Angular momentum is the momentum carried by an object due to its rotation about some axis (think of a ceiling fan or airplane propeller). Angular momentum actually plays a deep role in the physics of the universe and is tied to the stability of our own existence in crucial ways. In this post let us look at it broadly in the context of classical and quantum physics:
Classical physics
Classical physics concerns, roughly speaking, the physics of large objects.
i) Days of Our Lives We would have much longer days and nights - each a half-year long! - if the Earth did not rotate around its own axis and just revolved around the sun. I am sure you would not like to have such a long work day.
Why does the Earth rotate about its own axis? Because the dust and gas particles from which it was formed 4.5 billion years ago had some initial momentum about that axis. They could not suddenly come to a stop when earth formed, because, according to the laws of physics angular momentum - like energy - has to be conserved.
ii) How Not to get Fired We would fall into the Sun, attracted by its gravitational pull, if the Earth did not revolve around it. It is the centrifugal force on the Earth due to its revolution that balances the Sun's pull and stops it from barbecuing us.
This is true for all the planets in the solar system. All of them rotate around the sun in the same direction, indicating the angular momentum of the particles - from which the solar system was formed - about the Sun. Thus, angular momentum is responsible for the stability of the solar system. I hope you are impressed.
Afterword:
i) The Sun itself is not immune from angular momentum. It rotates about its own axis, once every 27 days. And it revolves around the center of our galaxy - once every 220 million years. In other words, in the 4.5 million years of its existence, the Sun has completed about 20 orbits around the galactic center.
ii) Awe-inspiring evidence of the role of angular momentum in the formation and evolution of large scale structures in the universe can be found in images of spiral galaxies.
Quantum physics
Quantum physics concerns, roughly speaking, the physics of small objects.
i) Use with Discretion In quantum physics also, angular momentum is conserved, just as in classical physics. But surprisingly, unlike in classical physics, where angular momentum can take continuous values (for example, increasing smoothly in speed), in quantum physics, angular momentum can only take certain discrete values (for example, increasing in steps of speed).
Such discrete values are taken on, for example, by electrons revolving around a nucleus in an atom. The rules obeyed by angular momentum - conservation and discreteness - determine the structure of atoms, the organization of matter in the periodic table, the interaction of light with matter, and much of chemistry, all vital to our existence.
ii) Take Me for a Spin Quantum physics presents a second surprise, with regard to rotation. This is the existence of a kind of angular momentum - called spin angular momentum - that cannot be thought of in terms of mechanical rotation (which is often referred to as orbital angular momentum).

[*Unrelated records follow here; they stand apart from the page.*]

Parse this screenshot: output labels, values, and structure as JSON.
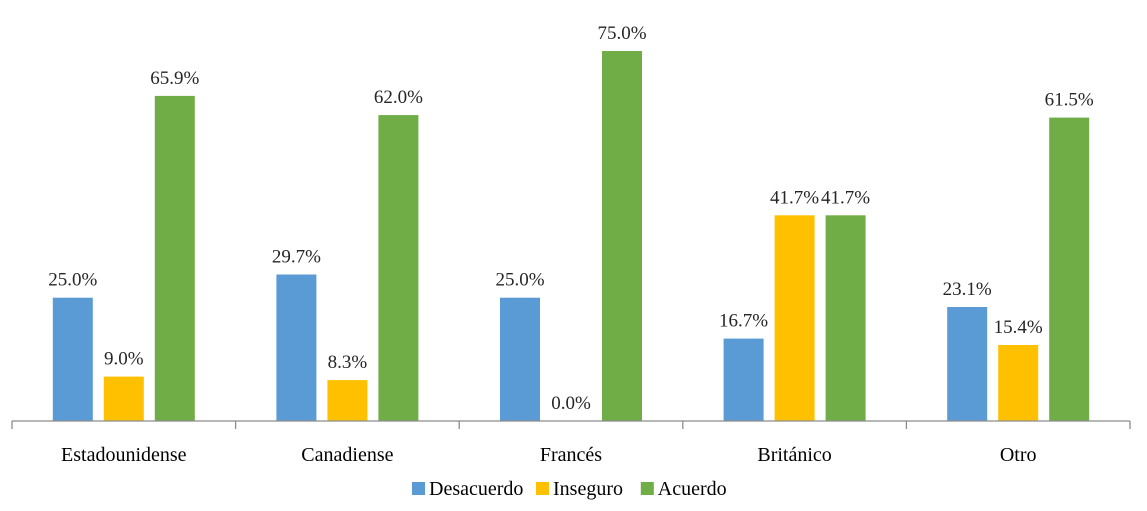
{
  "chart_data": {
    "type": "bar",
    "categories": [
      "Estadounidense",
      "Canadiense",
      "Francés",
      "Británico",
      "Otro"
    ],
    "series": [
      {
        "name": "Desacuerdo",
        "color": "#5B9BD5",
        "values": [
          25.0,
          29.7,
          25.0,
          16.7,
          23.1
        ]
      },
      {
        "name": "Inseguro",
        "color": "#FFC000",
        "values": [
          9.0,
          8.3,
          0.0,
          41.7,
          15.4
        ]
      },
      {
        "name": "Acuerdo",
        "color": "#70AD47",
        "values": [
          65.9,
          62.0,
          75.0,
          41.7,
          61.5
        ]
      }
    ],
    "value_suffix": "%",
    "ylim": [
      0,
      75
    ],
    "grid": false,
    "legend_position": "bottom"
  }
}
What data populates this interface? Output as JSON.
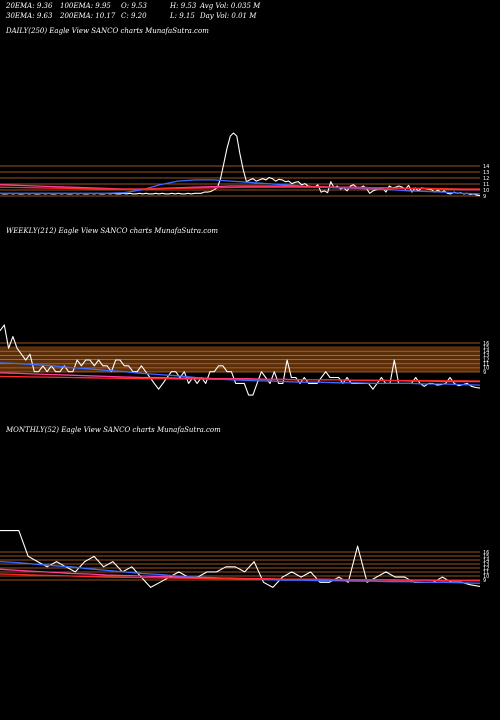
{
  "header": {
    "row1": [
      "20EMA: 9.36",
      "100EMA: 9.95",
      "O: 9.53",
      "H: 9.53",
      "Avg Vol: 0.035 M"
    ],
    "row2": [
      "30EMA: 9.63",
      "200EMA: 10.17",
      "C: 9.20",
      "L: 9.15",
      "Day Vol: 0.01 M"
    ]
  },
  "colors": {
    "background": "#000000",
    "price": "#ffffff",
    "ema_blue": "#3a6bff",
    "ema_pink": "#ff3fa0",
    "ema_red": "#ff2a2a",
    "level_line": "#c86a2a",
    "band": "#5a2e08"
  },
  "chart_data": [
    {
      "type": "line",
      "title": "DAILY(250) Eagle  View  SANCO charts MunafaSutra.com",
      "level_ticks": [
        "14",
        "13",
        "12",
        "11",
        "10",
        "9"
      ],
      "series": [
        {
          "role": "price",
          "values": [
            9.6,
            9.5,
            9.5,
            9.6,
            9.5,
            9.6,
            9.5,
            9.5,
            9.6,
            9.5,
            9.6,
            9.5,
            9.5,
            9.6,
            9.5,
            9.6,
            9.5,
            9.5,
            9.6,
            9.5,
            9.6,
            9.5,
            9.5,
            9.6,
            9.5,
            9.6,
            9.5,
            9.5,
            9.6,
            9.5,
            9.6,
            9.5,
            9.5,
            9.6,
            9.5,
            9.6,
            9.5,
            9.5,
            9.6,
            9.5,
            9.6,
            9.5,
            9.5,
            9.6,
            9.5,
            9.6,
            9.5,
            9.5,
            9.6,
            9.5,
            9.6,
            9.5,
            9.5,
            9.6,
            9.5,
            9.6,
            9.5,
            9.5,
            9.6,
            9.5,
            9.6,
            9.6,
            9.6,
            9.8,
            9.8,
            9.9,
            10.2,
            10.5,
            12,
            14.5,
            17,
            19,
            19.5,
            19,
            16,
            13.5,
            11.5,
            11.8,
            12,
            11.6,
            11.8,
            12,
            11.8,
            12.2,
            12,
            11.6,
            11.9,
            11.8,
            11.5,
            11.6,
            11.2,
            11.4,
            11.5,
            11,
            11.2,
            10.8,
            10.7,
            10.6,
            11,
            9.8,
            10,
            9.7,
            11.5,
            10.5,
            10.8,
            10.3,
            10.5,
            10,
            10.8,
            11,
            10.6,
            10.5,
            10.8,
            10.4,
            9.6,
            10,
            10.2,
            10.3,
            10.5,
            9.8,
            10.8,
            10.5,
            10.6,
            10.8,
            10.6,
            10.3,
            10.9,
            9.8,
            10.5,
            10,
            10.5,
            10.4,
            10.3,
            10.2,
            9.8,
            10.1,
            9.8,
            10,
            9.6,
            9.5,
            9.8,
            9.6,
            9.7,
            9.5,
            9.6,
            9.4,
            9.5,
            9.3,
            9.2
          ]
        },
        {
          "role": "ema_blue",
          "values": [
            9.6,
            9.6,
            9.6,
            9.6,
            9.6,
            9.6,
            9.6,
            9.7,
            10.2,
            11,
            11.6,
            11.8,
            11.8,
            11.6,
            11.4,
            11.2,
            11,
            10.8,
            10.6,
            10.5,
            10.4,
            10.3,
            10.2,
            10,
            9.9,
            9.8,
            9.6,
            9.5
          ]
        },
        {
          "role": "ema_pink",
          "values": [
            11,
            10.9,
            10.8,
            10.7,
            10.6,
            10.5,
            10.4,
            10.3,
            10.3,
            10.4,
            10.5,
            10.6,
            10.7,
            10.8,
            10.8,
            10.8,
            10.8,
            10.7,
            10.7,
            10.6,
            10.6,
            10.5,
            10.5,
            10.4,
            10.4,
            10.3,
            10.2,
            10.2
          ]
        },
        {
          "role": "ema_red",
          "values": [
            10.6,
            10.55,
            10.5,
            10.45,
            10.4,
            10.35,
            10.3,
            10.3,
            10.3,
            10.35,
            10.4,
            10.45,
            10.5,
            10.55,
            10.6,
            10.6,
            10.6,
            10.6,
            10.6,
            10.55,
            10.5,
            10.5,
            10.45,
            10.4,
            10.4,
            10.35,
            10.3,
            10.3
          ]
        }
      ]
    },
    {
      "type": "line",
      "title": "WEEKLY(212) Eagle  View  SANCO charts MunafaSutra.com",
      "level_ticks": [
        "16",
        "15",
        "14",
        "13",
        "12",
        "11",
        "10",
        "9"
      ],
      "series": [
        {
          "role": "price",
          "values": [
            19,
            20,
            16,
            18,
            16,
            15,
            14,
            15,
            12,
            12,
            13,
            12,
            13,
            12,
            12,
            13,
            12,
            12,
            14,
            13,
            14,
            14,
            13,
            14,
            13,
            13,
            12,
            14,
            14,
            13,
            13,
            12,
            12,
            13,
            12,
            11,
            10,
            9,
            10,
            11,
            12,
            12,
            11,
            12,
            10,
            11,
            10,
            11,
            10,
            12,
            12,
            13,
            13,
            12,
            12,
            10,
            10,
            10,
            8,
            8,
            10,
            12,
            11,
            10,
            12,
            10,
            10,
            14,
            11,
            11,
            10,
            11,
            10,
            10,
            10,
            11,
            12,
            11,
            11,
            11,
            10,
            11,
            10,
            10,
            10,
            10,
            10,
            9,
            10,
            11,
            10,
            10,
            14,
            10,
            10,
            10,
            10,
            11,
            10,
            9.5,
            10,
            10,
            9.7,
            9.8,
            10,
            11,
            10,
            9.6,
            9.8,
            10,
            9.5,
            9.3,
            9.2
          ]
        },
        {
          "role": "ema_blue",
          "values": [
            13.5,
            13.4,
            13.2,
            13,
            12.7,
            12.5,
            12.2,
            12,
            11.7,
            11.5,
            11.3,
            11,
            10.8,
            10.6,
            10.5,
            10.4,
            10.3,
            10.2,
            10.2,
            10.1,
            10.1,
            10,
            10,
            10,
            9.9,
            9.9,
            9.8,
            9.7
          ]
        },
        {
          "role": "ema_pink",
          "values": [
            11.8,
            11.7,
            11.6,
            11.5,
            11.4,
            11.3,
            11.2,
            11.1,
            11,
            11,
            10.9,
            10.9,
            10.8,
            10.8,
            10.8,
            10.7,
            10.7,
            10.6,
            10.6,
            10.6,
            10.5,
            10.5,
            10.5,
            10.4,
            10.4,
            10.3,
            10.3,
            10.3
          ]
        },
        {
          "role": "ema_red",
          "values": [
            11.2,
            11.15,
            11.1,
            11.05,
            11,
            10.95,
            10.9,
            10.85,
            10.8,
            10.8,
            10.75,
            10.75,
            10.7,
            10.7,
            10.7,
            10.65,
            10.65,
            10.6,
            10.6,
            10.6,
            10.55,
            10.55,
            10.5,
            10.5,
            10.5,
            10.45,
            10.45,
            10.4
          ]
        }
      ]
    },
    {
      "type": "line",
      "title": "MONTHLY(52) Eagle  View  SANCO charts MunafaSutra.com",
      "level_ticks": [
        "16",
        "15",
        "14",
        "13",
        "12",
        "11",
        "10",
        "9"
      ],
      "series": [
        {
          "role": "price",
          "values": [
            20,
            20,
            20,
            15,
            14,
            13,
            14,
            13,
            12,
            14,
            15,
            13,
            14,
            12,
            13,
            11,
            9,
            10,
            11,
            12,
            11,
            11,
            12,
            12,
            13,
            13,
            12,
            14,
            10,
            9,
            11,
            12,
            11,
            12,
            10,
            10,
            11,
            10,
            17,
            10,
            11,
            12,
            11,
            11,
            10,
            10,
            10,
            11,
            10,
            10,
            9.5,
            9.2
          ]
        },
        {
          "role": "ema_blue",
          "values": [
            14,
            13.8,
            13.5,
            13.2,
            13,
            12.6,
            12.3,
            12,
            11.7,
            11.5,
            11.2,
            11,
            10.9,
            10.7,
            10.6,
            10.5,
            10.4,
            10.4,
            10.3,
            10.3,
            10.2,
            10.2,
            10.1,
            10.1,
            10,
            10,
            9.9,
            9.8
          ]
        },
        {
          "role": "ema_pink",
          "values": [
            12.5,
            12.3,
            12.1,
            11.9,
            11.7,
            11.6,
            11.4,
            11.3,
            11.2,
            11.1,
            11,
            10.9,
            10.8,
            10.8,
            10.7,
            10.7,
            10.6,
            10.6,
            10.6,
            10.5,
            10.5,
            10.5,
            10.4,
            10.4,
            10.4,
            10.3,
            10.3,
            10.3
          ]
        },
        {
          "role": "ema_red",
          "values": [
            11.6,
            11.5,
            11.4,
            11.3,
            11.2,
            11.1,
            11,
            10.95,
            10.9,
            10.85,
            10.8,
            10.75,
            10.7,
            10.7,
            10.65,
            10.65,
            10.6,
            10.6,
            10.55,
            10.55,
            10.5,
            10.5,
            10.5,
            10.45,
            10.45,
            10.4,
            10.4,
            10.4
          ]
        }
      ]
    }
  ]
}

Some scientists have tried to make sense of spin by recalling that according to quantum physics, every object can be thought of as a particle as well as a wave. These researchers relate orbital angular momentum with the particle aspect of the object and spin with the wave aspect.
In any case, every particle in the universe has a spin associated with it, which is denoted by an integer (for bosons) or half-integer (for fermions). The famous Pauli principle forbids two fermions (such as electrons or neutrons) from occupying the same quantum state. Since matter is mostly made of fermions, it is the Pauli principle that prevents matter - and therefore us - from collapsing on itself, since the fermions (assuming that they otherwise have the same attributes) are not allowed to occupy the same location in space.
Afterword: Black holes cause matter to collapse gravitationally. Is the Pauli principle overcome in that case? The short answer is we do not really know, as currently there is no theory which successfully combines quantum physics, which informs the Pauli principle, and gravity, which creates black holes.
However, at the singularity, or center, of a nonrotating black hole, for example, all laws of physics are suspended. So the Pauli principle likely no longer holds there and cannot stop the implosion of matter.